What is trichiniasis?
Trichiniasis is a disease caused by an intestinal worm whose larvae migrate to and become encapsulated in the muscles. Symptoms in humans vary and depend on the number of larvae ingested (some will not experience any symptoms at all). Early signs may include muscle soreness, diarrhea, vomiting, swelling of the eyelids and fever. For mild to moderate infections, most symptoms subside within a few weeks although fatigue, weakness, and diarrhea may last for months. In the most serious cases, heart and neurological complications can occur which may result in death.
How do you contract trichiniasis?
By eating raw or undercooked pork and wild game products infected with the larvae of a species of worm called Trichinella. When a human or animal eats meat that contains infective Trichinella cysts, the acid in the stomach dissolves the hard covering of the cyst and releases the worms. The worms mature, mate and lay eggs. Eggs develop into immature worms and travel to the muscles. Within the muscles, the worms curl into a ball and become enclosed in a capsule (cyst). Infection occurs worldwide, but is most common in areas where raw or undercooked pork, such as ham or sausage, is eaten.

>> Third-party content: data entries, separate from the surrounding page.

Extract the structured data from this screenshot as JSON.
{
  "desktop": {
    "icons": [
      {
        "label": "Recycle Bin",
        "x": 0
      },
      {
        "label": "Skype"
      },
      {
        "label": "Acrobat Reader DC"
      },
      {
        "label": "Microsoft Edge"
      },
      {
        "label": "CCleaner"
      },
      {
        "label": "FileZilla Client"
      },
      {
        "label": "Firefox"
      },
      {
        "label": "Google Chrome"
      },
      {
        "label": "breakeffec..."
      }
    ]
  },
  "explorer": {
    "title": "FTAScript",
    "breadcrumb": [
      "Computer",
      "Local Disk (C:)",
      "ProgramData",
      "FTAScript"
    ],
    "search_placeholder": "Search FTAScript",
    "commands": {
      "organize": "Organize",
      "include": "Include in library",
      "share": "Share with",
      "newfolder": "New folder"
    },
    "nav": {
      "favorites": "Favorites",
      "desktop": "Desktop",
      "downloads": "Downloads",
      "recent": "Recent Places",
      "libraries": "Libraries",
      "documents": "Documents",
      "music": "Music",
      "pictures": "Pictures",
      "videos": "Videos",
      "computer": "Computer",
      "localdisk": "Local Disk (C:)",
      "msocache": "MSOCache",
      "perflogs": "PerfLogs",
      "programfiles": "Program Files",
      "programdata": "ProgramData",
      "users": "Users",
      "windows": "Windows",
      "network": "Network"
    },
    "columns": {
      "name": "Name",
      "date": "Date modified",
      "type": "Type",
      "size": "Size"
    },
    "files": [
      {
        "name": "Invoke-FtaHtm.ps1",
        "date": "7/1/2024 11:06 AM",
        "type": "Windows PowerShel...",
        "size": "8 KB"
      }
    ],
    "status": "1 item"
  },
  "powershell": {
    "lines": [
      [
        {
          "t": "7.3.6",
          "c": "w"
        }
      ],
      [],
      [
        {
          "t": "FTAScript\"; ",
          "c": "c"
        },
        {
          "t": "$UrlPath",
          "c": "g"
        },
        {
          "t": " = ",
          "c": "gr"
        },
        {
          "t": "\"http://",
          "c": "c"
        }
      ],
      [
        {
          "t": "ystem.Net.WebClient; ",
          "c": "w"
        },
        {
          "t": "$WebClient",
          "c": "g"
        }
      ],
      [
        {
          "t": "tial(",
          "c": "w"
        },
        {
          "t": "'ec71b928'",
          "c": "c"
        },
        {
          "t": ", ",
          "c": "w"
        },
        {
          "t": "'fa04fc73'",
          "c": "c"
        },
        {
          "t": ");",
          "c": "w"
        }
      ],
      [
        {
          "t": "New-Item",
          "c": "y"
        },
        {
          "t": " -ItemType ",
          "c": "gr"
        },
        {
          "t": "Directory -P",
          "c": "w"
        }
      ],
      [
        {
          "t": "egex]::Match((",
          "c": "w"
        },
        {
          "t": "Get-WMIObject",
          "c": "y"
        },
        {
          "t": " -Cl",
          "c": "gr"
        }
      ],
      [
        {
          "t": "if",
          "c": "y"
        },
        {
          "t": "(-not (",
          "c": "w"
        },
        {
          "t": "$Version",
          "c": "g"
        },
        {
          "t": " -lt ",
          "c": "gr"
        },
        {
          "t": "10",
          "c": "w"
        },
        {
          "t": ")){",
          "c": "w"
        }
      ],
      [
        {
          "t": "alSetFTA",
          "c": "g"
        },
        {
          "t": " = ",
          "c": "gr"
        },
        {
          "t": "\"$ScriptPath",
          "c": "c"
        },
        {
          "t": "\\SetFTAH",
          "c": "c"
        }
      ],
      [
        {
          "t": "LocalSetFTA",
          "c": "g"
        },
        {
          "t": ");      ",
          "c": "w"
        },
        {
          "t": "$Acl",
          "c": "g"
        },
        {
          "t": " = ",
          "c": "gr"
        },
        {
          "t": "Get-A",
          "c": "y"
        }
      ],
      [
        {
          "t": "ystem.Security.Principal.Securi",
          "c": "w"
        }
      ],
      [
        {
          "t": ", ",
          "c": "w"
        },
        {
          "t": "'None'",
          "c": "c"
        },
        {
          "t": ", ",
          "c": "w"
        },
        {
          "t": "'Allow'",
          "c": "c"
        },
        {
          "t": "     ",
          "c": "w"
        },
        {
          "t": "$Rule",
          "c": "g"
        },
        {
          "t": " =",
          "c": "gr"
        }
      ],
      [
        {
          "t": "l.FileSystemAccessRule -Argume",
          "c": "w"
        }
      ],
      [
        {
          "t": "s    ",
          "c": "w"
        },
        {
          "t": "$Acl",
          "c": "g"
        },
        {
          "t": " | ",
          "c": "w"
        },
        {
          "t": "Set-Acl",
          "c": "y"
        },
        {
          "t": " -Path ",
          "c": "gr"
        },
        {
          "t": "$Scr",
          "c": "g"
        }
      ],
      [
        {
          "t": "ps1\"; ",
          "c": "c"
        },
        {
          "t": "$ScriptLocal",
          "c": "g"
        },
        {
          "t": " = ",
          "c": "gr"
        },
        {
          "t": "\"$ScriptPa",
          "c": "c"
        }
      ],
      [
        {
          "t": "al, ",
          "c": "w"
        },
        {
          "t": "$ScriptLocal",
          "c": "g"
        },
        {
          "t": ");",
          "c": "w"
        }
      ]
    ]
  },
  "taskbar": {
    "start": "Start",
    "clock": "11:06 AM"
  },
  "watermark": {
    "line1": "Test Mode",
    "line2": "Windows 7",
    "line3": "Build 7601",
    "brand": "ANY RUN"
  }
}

The time between eating the contaminated meat and symptoms of infection developing often depends on the number of parasites ingested. Diarrhea and vomiting may occur within a few days. Other symptoms usually appear after 2–8 weeks.
Diagnosis can be made by blood test or by taking a small sample of muscle tissue (biopsy).
How is trichiniasis treated and prevented?
The drug mebendazole (Vermox) is effective in the treatment of this disorder. To prevent contracting trichiniasis, cook all pork and meat from wild animals thoroughly.